Critically, Dr. Kolbusz's amended complaint concedes that the furthest step his claims have proceeded to is the third level of administrative review. Am. Compl. ¶ 46. Thus, he did not exhaust the administrative appeals process before he sought mandamus. In support of his decision to forego exhausting the administrative appeals process, Dr. Kolbusz argues that mandamus jurisdiction extends over his claims because he does not seek an adjudication or review of the merits of the Medicare claims, but rather to challenge the Secretary's “procedures” for processing claims. See Appellant Br. 23. In support of this argument, Dr. Kolbusz relies on Burnett, where, citing other circuits, we stated that “the mandamus statute provides jurisdiction in cases challenging the procedures used in administering Social Security benefits but unrelated to the merits.” 830 F.2d at 737, and our subsequent decision in Michael Reese Hosp. and Med. Ctr. v. Thompson, 427 F.3d 436, 441 (7th Cir.2005), where we cited Burnett for the proposition “that mandamus relief is available for Medicare claims that are procedural rather than substantive in nature.” We now turn to these contentions.

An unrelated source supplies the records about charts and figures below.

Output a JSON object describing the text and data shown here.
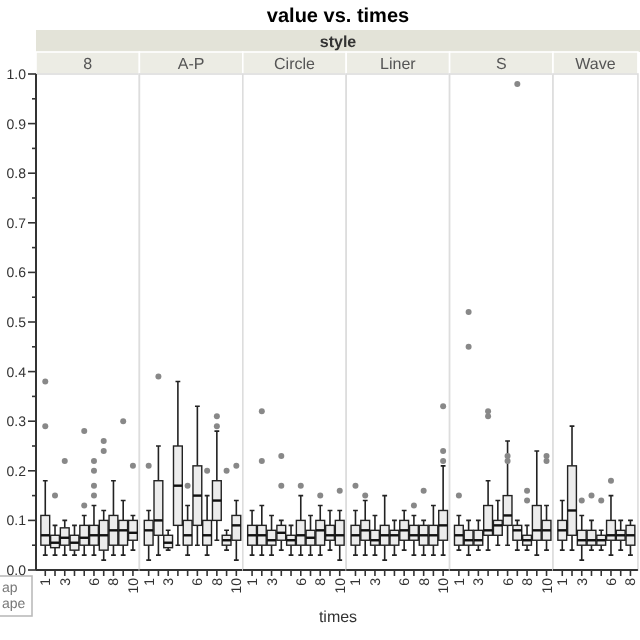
{
  "chart_data": [
    {
      "type": "other",
      "title": "value vs. times",
      "subtitle": "style",
      "xlabel": "times",
      "annotations": [
        "ap",
        "ape"
      ]
    },
    {
      "type": "box",
      "title": "8",
      "categories": [
        "1",
        null,
        "3",
        null,
        null,
        "6",
        null,
        "8",
        null,
        "10"
      ],
      "ylim": [
        0,
        1
      ],
      "yticks": [
        {
          "value": 0,
          "label": "0.0"
        },
        {
          "value": 0.05,
          "label": null
        },
        0.1,
        {
          "value": 0.15,
          "label": null
        },
        0.2,
        {
          "value": 0.25,
          "label": null
        },
        0.3,
        {
          "value": 0.35,
          "label": null
        },
        0.4,
        {
          "value": 0.45,
          "label": null
        },
        0.5,
        {
          "value": 0.55,
          "label": null
        },
        0.6,
        {
          "value": 0.65,
          "label": null
        },
        0.7,
        {
          "value": 0.75,
          "label": null
        },
        0.8,
        {
          "value": 0.85,
          "label": null
        },
        0.9,
        {
          "value": 0.95,
          "label": null
        },
        {
          "value": 1,
          "label": "1.0"
        }
      ],
      "boxes": [
        {
          "low": 0.03,
          "q1": 0.05,
          "median": 0.07,
          "q3": 0.11,
          "high": 0.18,
          "outliers": [
            0.29,
            0.38
          ]
        },
        {
          "low": 0.03,
          "q1": 0.045,
          "median": 0.055,
          "q3": 0.07,
          "high": 0.09,
          "outliers": [
            0.15
          ]
        },
        {
          "low": 0.03,
          "q1": 0.05,
          "median": 0.065,
          "q3": 0.085,
          "high": 0.1,
          "outliers": [
            0.22
          ]
        },
        {
          "low": 0.03,
          "q1": 0.04,
          "median": 0.055,
          "q3": 0.07,
          "high": 0.09
        },
        {
          "low": 0.03,
          "q1": 0.05,
          "median": 0.065,
          "q3": 0.09,
          "high": 0.11,
          "outliers": [
            0.13,
            0.28
          ]
        },
        {
          "low": 0.03,
          "q1": 0.05,
          "median": 0.07,
          "q3": 0.09,
          "high": 0.13,
          "outliers": [
            0.15,
            0.17,
            0.2,
            0.22
          ]
        },
        {
          "low": 0.02,
          "q1": 0.04,
          "median": 0.07,
          "q3": 0.1,
          "high": 0.12,
          "outliers": [
            0.24,
            0.26
          ]
        },
        {
          "low": 0.03,
          "q1": 0.05,
          "median": 0.08,
          "q3": 0.11,
          "high": 0.18
        },
        {
          "low": 0.03,
          "q1": 0.05,
          "median": 0.08,
          "q3": 0.1,
          "high": 0.14,
          "outliers": [
            0.3
          ]
        },
        {
          "low": 0.04,
          "q1": 0.06,
          "median": 0.075,
          "q3": 0.1,
          "high": 0.11,
          "outliers": [
            0.21
          ]
        }
      ]
    },
    {
      "type": "box",
      "title": "A-P",
      "tick_labels": "x",
      "categories": [
        "1",
        null,
        "3",
        null,
        null,
        "6",
        null,
        "8",
        null,
        "10"
      ],
      "ylim": [
        0,
        1
      ],
      "boxes": [
        {
          "low": 0.02,
          "q1": 0.05,
          "median": 0.08,
          "q3": 0.1,
          "high": 0.12,
          "outliers": [
            0.21
          ]
        },
        {
          "low": 0.03,
          "q1": 0.07,
          "median": 0.1,
          "q3": 0.18,
          "high": 0.25,
          "outliers": [
            0.39
          ]
        },
        {
          "low": 0.04,
          "q1": 0.045,
          "median": 0.055,
          "q3": 0.07,
          "high": 0.08
        },
        {
          "low": 0.05,
          "q1": 0.09,
          "median": 0.17,
          "q3": 0.25,
          "high": 0.38
        },
        {
          "low": 0.03,
          "q1": 0.05,
          "median": 0.07,
          "q3": 0.1,
          "high": 0.13,
          "outliers": [
            0.17
          ]
        },
        {
          "low": 0.05,
          "q1": 0.09,
          "median": 0.15,
          "q3": 0.21,
          "high": 0.33
        },
        {
          "low": 0.03,
          "q1": 0.05,
          "median": 0.07,
          "q3": 0.1,
          "high": 0.15,
          "outliers": [
            0.2
          ]
        },
        {
          "low": 0.06,
          "q1": 0.1,
          "median": 0.14,
          "q3": 0.18,
          "high": 0.28,
          "outliers": [
            0.29,
            0.31
          ]
        },
        {
          "low": 0.04,
          "q1": 0.05,
          "median": 0.06,
          "q3": 0.07,
          "high": 0.08,
          "outliers": [
            0.2
          ]
        },
        {
          "low": 0.02,
          "q1": 0.06,
          "median": 0.09,
          "q3": 0.11,
          "high": 0.14,
          "outliers": [
            0.21
          ]
        }
      ]
    },
    {
      "type": "box",
      "title": "Circle",
      "tick_labels": "x",
      "categories": [
        "1",
        null,
        "3",
        null,
        null,
        "6",
        null,
        "8",
        null,
        "10"
      ],
      "ylim": [
        0,
        1
      ],
      "boxes": [
        {
          "low": 0.03,
          "q1": 0.05,
          "median": 0.07,
          "q3": 0.09,
          "high": 0.12
        },
        {
          "low": 0.03,
          "q1": 0.05,
          "median": 0.07,
          "q3": 0.09,
          "high": 0.13,
          "outliers": [
            0.22,
            0.32
          ]
        },
        {
          "low": 0.03,
          "q1": 0.05,
          "median": 0.06,
          "q3": 0.08,
          "high": 0.11
        },
        {
          "low": 0.04,
          "q1": 0.06,
          "median": 0.075,
          "q3": 0.09,
          "high": 0.1,
          "outliers": [
            0.17,
            0.23
          ]
        },
        {
          "low": 0.03,
          "q1": 0.05,
          "median": 0.06,
          "q3": 0.07,
          "high": 0.09
        },
        {
          "low": 0.03,
          "q1": 0.05,
          "median": 0.07,
          "q3": 0.1,
          "high": 0.15,
          "outliers": [
            0.17
          ]
        },
        {
          "low": 0.03,
          "q1": 0.05,
          "median": 0.065,
          "q3": 0.08,
          "high": 0.11
        },
        {
          "low": 0.03,
          "q1": 0.05,
          "median": 0.08,
          "q3": 0.1,
          "high": 0.13,
          "outliers": [
            0.15
          ]
        },
        {
          "low": 0.04,
          "q1": 0.06,
          "median": 0.07,
          "q3": 0.09,
          "high": 0.12
        },
        {
          "low": 0.02,
          "q1": 0.05,
          "median": 0.07,
          "q3": 0.1,
          "high": 0.12,
          "outliers": [
            0.16
          ]
        }
      ]
    },
    {
      "type": "box",
      "title": "Liner",
      "tick_labels": "x",
      "categories": [
        "1",
        null,
        "3",
        null,
        null,
        "6",
        null,
        "8",
        null,
        "10"
      ],
      "ylim": [
        0,
        1
      ],
      "boxes": [
        {
          "low": 0.03,
          "q1": 0.05,
          "median": 0.07,
          "q3": 0.09,
          "high": 0.12,
          "outliers": [
            0.17
          ]
        },
        {
          "low": 0.03,
          "q1": 0.06,
          "median": 0.08,
          "q3": 0.1,
          "high": 0.14,
          "outliers": [
            0.15
          ]
        },
        {
          "low": 0.03,
          "q1": 0.05,
          "median": 0.06,
          "q3": 0.08,
          "high": 0.11
        },
        {
          "low": 0.02,
          "q1": 0.05,
          "median": 0.07,
          "q3": 0.09,
          "high": 0.15
        },
        {
          "low": 0.03,
          "q1": 0.05,
          "median": 0.07,
          "q3": 0.08,
          "high": 0.1
        },
        {
          "low": 0.04,
          "q1": 0.06,
          "median": 0.08,
          "q3": 0.1,
          "high": 0.12
        },
        {
          "low": 0.03,
          "q1": 0.06,
          "median": 0.07,
          "q3": 0.09,
          "high": 0.11,
          "outliers": [
            0.13
          ]
        },
        {
          "low": 0.03,
          "q1": 0.05,
          "median": 0.07,
          "q3": 0.09,
          "high": 0.1,
          "outliers": [
            0.16
          ]
        },
        {
          "low": 0.03,
          "q1": 0.05,
          "median": 0.07,
          "q3": 0.09,
          "high": 0.13
        },
        {
          "low": 0.03,
          "q1": 0.06,
          "median": 0.09,
          "q3": 0.12,
          "high": 0.21,
          "outliers": [
            0.22,
            0.24,
            0.33
          ]
        }
      ]
    },
    {
      "type": "box",
      "title": "S",
      "tick_labels": "x",
      "categories": [
        "1",
        null,
        "3",
        null,
        null,
        "6",
        null,
        "8",
        null,
        "10"
      ],
      "ylim": [
        0,
        1
      ],
      "boxes": [
        {
          "low": 0.04,
          "q1": 0.05,
          "median": 0.07,
          "q3": 0.09,
          "high": 0.11,
          "outliers": [
            0.15
          ]
        },
        {
          "low": 0.03,
          "q1": 0.05,
          "median": 0.06,
          "q3": 0.08,
          "high": 0.1,
          "outliers": [
            0.45,
            0.52
          ]
        },
        {
          "low": 0.04,
          "q1": 0.05,
          "median": 0.06,
          "q3": 0.08,
          "high": 0.1
        },
        {
          "low": 0.04,
          "q1": 0.07,
          "median": 0.08,
          "q3": 0.13,
          "high": 0.18,
          "outliers": [
            0.31,
            0.32
          ]
        },
        {
          "low": 0.05,
          "q1": 0.07,
          "median": 0.09,
          "q3": 0.1,
          "high": 0.14
        },
        {
          "low": 0.05,
          "q1": 0.09,
          "median": 0.11,
          "q3": 0.15,
          "high": 0.26,
          "outliers": [
            0.22,
            0.23
          ]
        },
        {
          "low": 0.04,
          "q1": 0.06,
          "median": 0.08,
          "q3": 0.09,
          "high": 0.1,
          "outliers": [
            0.98
          ]
        },
        {
          "low": 0.04,
          "q1": 0.05,
          "median": 0.06,
          "q3": 0.07,
          "high": 0.09,
          "outliers": [
            0.14,
            0.16
          ]
        },
        {
          "low": 0.03,
          "q1": 0.06,
          "median": 0.08,
          "q3": 0.13,
          "high": 0.24
        },
        {
          "low": 0.04,
          "q1": 0.06,
          "median": 0.08,
          "q3": 0.1,
          "high": 0.13,
          "outliers": [
            0.22,
            0.23
          ]
        }
      ]
    },
    {
      "type": "box",
      "title": "Wave",
      "tick_labels": "x",
      "categories": [
        "1",
        null,
        "3",
        null,
        null,
        "6",
        null,
        "8"
      ],
      "ylim": [
        0,
        1
      ],
      "boxes": [
        {
          "low": 0.04,
          "q1": 0.06,
          "median": 0.08,
          "q3": 0.1,
          "high": 0.14
        },
        {
          "low": 0.04,
          "q1": 0.07,
          "median": 0.12,
          "q3": 0.21,
          "high": 0.29
        },
        {
          "low": 0.02,
          "q1": 0.05,
          "median": 0.06,
          "q3": 0.08,
          "high": 0.11,
          "outliers": [
            0.14
          ]
        },
        {
          "low": 0.04,
          "q1": 0.05,
          "median": 0.06,
          "q3": 0.08,
          "high": 0.1,
          "outliers": [
            0.15
          ]
        },
        {
          "low": 0.04,
          "q1": 0.05,
          "median": 0.06,
          "q3": 0.07,
          "high": 0.08,
          "outliers": [
            0.14
          ]
        },
        {
          "low": 0.03,
          "q1": 0.06,
          "median": 0.07,
          "q3": 0.1,
          "high": 0.15,
          "outliers": [
            0.18
          ]
        },
        {
          "low": 0.04,
          "q1": 0.06,
          "median": 0.07,
          "q3": 0.08,
          "high": 0.1
        },
        {
          "low": 0.03,
          "q1": 0.05,
          "median": 0.07,
          "q3": 0.09,
          "high": 0.1
        }
      ]
    }
  ]
}
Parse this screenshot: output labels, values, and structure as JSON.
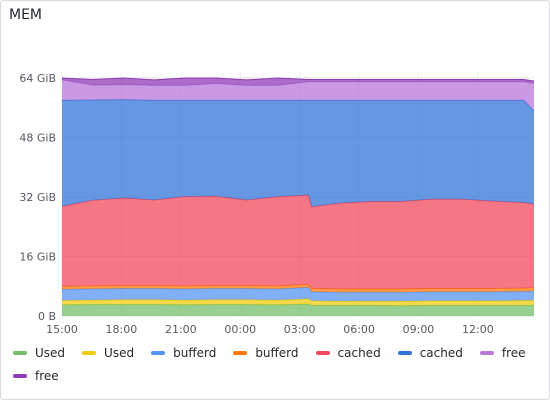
{
  "panel": {
    "title": "MEM"
  },
  "chart_data": {
    "type": "area",
    "stacked": true,
    "title": "MEM",
    "y_unit": "GiB",
    "ylim": [
      0,
      64
    ],
    "y_ticks": [
      {
        "value": 0,
        "label": "0 B"
      },
      {
        "value": 16,
        "label": "16 GiB"
      },
      {
        "value": 32,
        "label": "32 GiB"
      },
      {
        "value": 48,
        "label": "48 GiB"
      },
      {
        "value": 64,
        "label": "64 GiB"
      }
    ],
    "x_ticks": [
      "15:00",
      "18:00",
      "21:00",
      "00:00",
      "03:00",
      "06:00",
      "09:00",
      "12:00"
    ],
    "x": [
      "15:00",
      "16:30",
      "18:00",
      "19:30",
      "21:00",
      "22:30",
      "00:00",
      "01:30",
      "03:00",
      "03:10",
      "04:30",
      "06:00",
      "07:30",
      "09:00",
      "10:30",
      "12:00",
      "13:30",
      "14:00"
    ],
    "grid": true,
    "legend_position": "bottom",
    "series": [
      {
        "name": "Used",
        "color": "#73bf69",
        "values": [
          3.0,
          3.1,
          3.1,
          3.1,
          3.0,
          3.1,
          3.1,
          3.0,
          3.2,
          2.9,
          2.9,
          2.9,
          2.8,
          2.9,
          2.9,
          2.9,
          2.9,
          2.9
        ]
      },
      {
        "name": "Used",
        "color": "#f2cc0c",
        "values": [
          1.2,
          1.2,
          1.3,
          1.3,
          1.3,
          1.3,
          1.3,
          1.3,
          1.4,
          1.2,
          1.1,
          1.1,
          1.2,
          1.2,
          1.2,
          1.2,
          1.3,
          1.3
        ]
      },
      {
        "name": "bufferd",
        "color": "#5794f2",
        "values": [
          3.0,
          3.0,
          3.0,
          3.0,
          3.0,
          3.0,
          3.0,
          3.0,
          3.1,
          2.4,
          2.4,
          2.4,
          2.4,
          2.4,
          2.4,
          2.4,
          2.4,
          2.5
        ]
      },
      {
        "name": "bufferd",
        "color": "#ff780a",
        "values": [
          0.8,
          0.8,
          0.8,
          0.8,
          0.8,
          0.8,
          0.8,
          0.8,
          0.8,
          0.9,
          0.9,
          0.9,
          0.9,
          0.9,
          0.9,
          0.9,
          0.9,
          0.9
        ]
      },
      {
        "name": "cached",
        "color": "#f2495c",
        "values": [
          21.5,
          23.0,
          23.5,
          23.0,
          24.0,
          24.0,
          23.0,
          24.0,
          24.0,
          22.0,
          23.0,
          23.5,
          23.5,
          24.0,
          24.0,
          23.5,
          23.0,
          22.5
        ]
      },
      {
        "name": "cached",
        "color": "#3274d9",
        "values": [
          28.5,
          27.0,
          26.5,
          26.8,
          25.9,
          25.8,
          26.8,
          25.9,
          25.5,
          28.6,
          27.7,
          27.2,
          27.2,
          26.6,
          26.6,
          27.1,
          27.5,
          25.0
        ]
      },
      {
        "name": "free",
        "color": "#b877d9",
        "values": [
          5.5,
          4.0,
          4.0,
          4.0,
          4.0,
          4.5,
          4.0,
          4.0,
          5.0,
          5.0,
          5.0,
          5.0,
          5.0,
          5.0,
          5.0,
          5.0,
          5.0,
          7.5
        ]
      },
      {
        "name": "free",
        "color": "#8f3bb8",
        "values": [
          0.5,
          1.5,
          1.8,
          1.5,
          2.0,
          1.5,
          1.5,
          2.0,
          0.6,
          0.6,
          0.6,
          0.6,
          0.6,
          0.6,
          0.6,
          0.6,
          0.6,
          0.6
        ]
      }
    ]
  }
}
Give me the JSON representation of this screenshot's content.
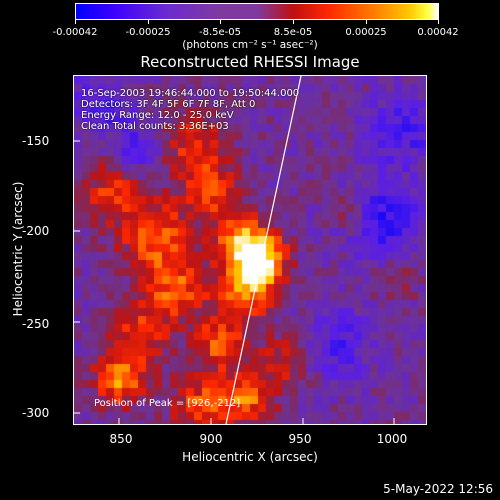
{
  "colorbar": {
    "ticks": [
      "-0.00042",
      "-0.00025",
      "-8.5e-05",
      "8.5e-05",
      "0.00025",
      "0.00042"
    ],
    "units": "(photons cm⁻² s⁻¹ asec⁻²)",
    "colormap": [
      "#0000ff",
      "#5a00ff",
      "#7f3aa0",
      "#c01010",
      "#ff3000",
      "#ff9000",
      "#ffd000",
      "#ffffff"
    ]
  },
  "chart_data": {
    "type": "heatmap",
    "title": "Reconstructed RHESSI Image",
    "xlabel": "Heliocentric X (arcsec)",
    "ylabel": "Heliocentric Y (arcsec)",
    "xlim": [
      825,
      1017
    ],
    "ylim": [
      -305,
      -110
    ],
    "x_ticks": [
      "850",
      "900",
      "950",
      "1000"
    ],
    "y_ticks": [
      "-150",
      "-200",
      "-250",
      "-300"
    ],
    "annotations": {
      "info": [
        "16-Sep-2003 19:46:44.000 to 19:50:44.000",
        "Detectors: 3F 4F 5F 6F 7F 8F, Att 0",
        "Energy Range: 12.0 - 25.0 keV",
        "Clean    Total counts: 3.36E+03"
      ],
      "peak": "Position of Peak = [926,-212]"
    },
    "peak_position": [
      926,
      -212
    ],
    "color_range": [
      -0.00042,
      0.00042
    ]
  },
  "timestamp": "5-May-2022 12:56"
}
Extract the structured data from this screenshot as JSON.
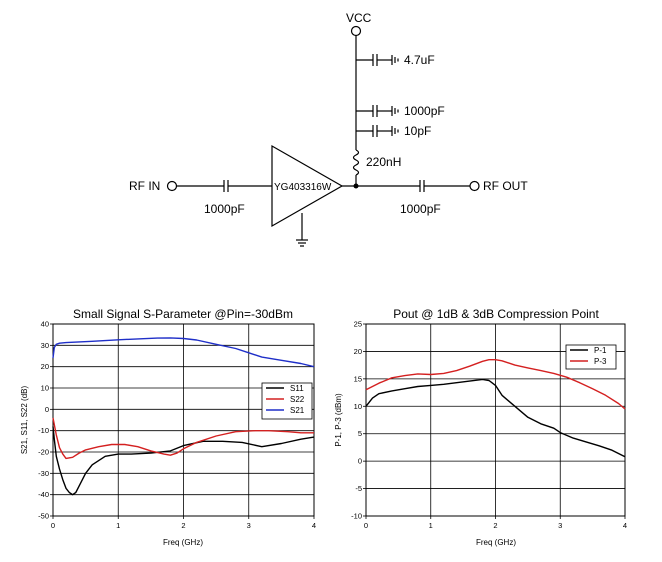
{
  "schematic": {
    "vcc_label": "VCC",
    "cap_4_7uF": "4.7uF",
    "cap_1000pF_bypass": "1000pF",
    "cap_10pF": "10pF",
    "inductor": "220nH",
    "amp_part": "YG403316W",
    "rf_in_label": "RF IN",
    "rf_out_label": "RF OUT",
    "cap_in": "1000pF",
    "cap_out": "1000pF"
  },
  "chart_data": [
    {
      "type": "line",
      "title": "Small Signal S-Parameter @Pin=-30dBm",
      "xlabel": "Freq (GHz)",
      "ylabel": "S21,  S11,  S22 (dB)",
      "xlim": [
        0,
        4
      ],
      "ylim": [
        -50,
        40
      ],
      "xticks": [
        "0",
        "1",
        "2",
        "3",
        "4"
      ],
      "yticks": [
        "-50",
        "-40",
        "-30",
        "-20",
        "-10",
        "0",
        "10",
        "20",
        "30",
        "40"
      ],
      "grid": true,
      "legend_position": "right-middle",
      "series": [
        {
          "name": "S11",
          "color": "#000000",
          "x": [
            0,
            0.02,
            0.05,
            0.1,
            0.15,
            0.2,
            0.25,
            0.3,
            0.35,
            0.4,
            0.5,
            0.6,
            0.8,
            1.0,
            1.2,
            1.5,
            1.8,
            2.0,
            2.3,
            2.6,
            2.9,
            3.2,
            3.5,
            3.8,
            4.0
          ],
          "y": [
            -8,
            -14,
            -22,
            -28,
            -33,
            -37,
            -39,
            -40,
            -39,
            -36,
            -30,
            -26,
            -22,
            -21,
            -21,
            -20.5,
            -19.5,
            -17,
            -15,
            -15,
            -15.5,
            -17.5,
            -16,
            -14,
            -13
          ]
        },
        {
          "name": "S22",
          "color": "#d42020",
          "x": [
            0,
            0.05,
            0.1,
            0.15,
            0.2,
            0.3,
            0.4,
            0.5,
            0.7,
            0.9,
            1.1,
            1.3,
            1.5,
            1.7,
            1.8,
            1.9,
            2.0,
            2.2,
            2.5,
            2.8,
            3.1,
            3.3,
            3.6,
            3.8,
            4.0
          ],
          "y": [
            -4,
            -12,
            -18,
            -21,
            -23,
            -22.5,
            -20.5,
            -19,
            -17.5,
            -16.5,
            -16.5,
            -17.5,
            -19.5,
            -21,
            -21.5,
            -20.5,
            -18.5,
            -15.5,
            -12.5,
            -10.5,
            -10,
            -10,
            -10.5,
            -11,
            -11
          ]
        },
        {
          "name": "S21",
          "color": "#1f2fc8",
          "x": [
            0,
            0.02,
            0.05,
            0.1,
            0.2,
            0.4,
            0.6,
            0.8,
            1.0,
            1.3,
            1.6,
            1.8,
            2.0,
            2.2,
            2.5,
            2.8,
            3.0,
            3.2,
            3.5,
            3.8,
            4.0
          ],
          "y": [
            24,
            29,
            30.5,
            31,
            31.3,
            31.6,
            31.9,
            32.2,
            32.6,
            33,
            33.4,
            33.5,
            33.2,
            32.5,
            30.5,
            28.5,
            26.5,
            24.5,
            23,
            21.5,
            20
          ]
        }
      ]
    },
    {
      "type": "line",
      "title": "Pout @ 1dB & 3dB Compression Point",
      "xlabel": "Freq (GHz)",
      "ylabel": "P-1,  P-3  (dBm)",
      "xlim": [
        0,
        4
      ],
      "ylim": [
        -10,
        25
      ],
      "xticks": [
        "0",
        "1",
        "2",
        "3",
        "4"
      ],
      "yticks": [
        "-10",
        "-5",
        "0",
        "5",
        "10",
        "15",
        "20",
        "25"
      ],
      "grid": true,
      "legend_position": "top-right",
      "series": [
        {
          "name": "P-1",
          "color": "#000000",
          "x": [
            0,
            0.1,
            0.2,
            0.4,
            0.6,
            0.8,
            1.0,
            1.2,
            1.4,
            1.6,
            1.8,
            1.9,
            2.0,
            2.1,
            2.3,
            2.5,
            2.7,
            2.9,
            3.0,
            3.2,
            3.4,
            3.6,
            3.8,
            4.0
          ],
          "y": [
            10,
            11.5,
            12.3,
            12.8,
            13.2,
            13.6,
            13.8,
            14,
            14.3,
            14.6,
            14.9,
            14.7,
            13.8,
            12,
            10,
            8,
            6.8,
            6,
            5.2,
            4.2,
            3.5,
            2.8,
            2,
            0.8
          ]
        },
        {
          "name": "P-3",
          "color": "#d42020",
          "x": [
            0,
            0.2,
            0.4,
            0.6,
            0.8,
            1.0,
            1.2,
            1.4,
            1.6,
            1.8,
            1.9,
            2.0,
            2.1,
            2.3,
            2.5,
            2.7,
            2.9,
            3.1,
            3.3,
            3.5,
            3.7,
            3.9,
            4.0
          ],
          "y": [
            13,
            14.2,
            15.2,
            15.6,
            15.9,
            15.8,
            16,
            16.5,
            17.3,
            18.2,
            18.5,
            18.5,
            18.3,
            17.5,
            17,
            16.5,
            16,
            15.3,
            14.3,
            13.2,
            12,
            10.5,
            9.5
          ]
        }
      ]
    }
  ]
}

We previously applied Ringer 's holding to the precise question of the availability of mandamus relief in the context of Medicare reimbursement claims. See Burnett, 830 F.2d at 736–40. On that occasion, we joined a number of other circuits in concluding that mandamus relief is indeed available for Medicare claims that are procedural rather than substantive in nature. Id. at 738. Yet, when subsequently confronted with a case that posed the “procedural” or “substantive” question in Michael Reese, we did not decide it because [t]he Supreme Court has recognized that mandamus relief is available only if a plaintiff ‘has exhausted all other avenues of relief and only if the defendant owes him a clear and nondiscretionary duty,’ and the plaintiff had not satisfied the exhaustion requirement. Michael Reese, 427 F.3d at 441 (quoting Ringer, 466 U.S. at 616, 104 S.Ct. 2013 ). Accordingly, [b]ecause exhaustion of administrative remedies is a prerequisite of subject matter jurisdiction under ... mandamus theories ... and [plaintiff] failed to exhaust the review process ... the district court properly rejected that basis for subject matter jurisdiction.” Id. at 443. In short, the exhaustion requirement is still applicable to procedural challenges.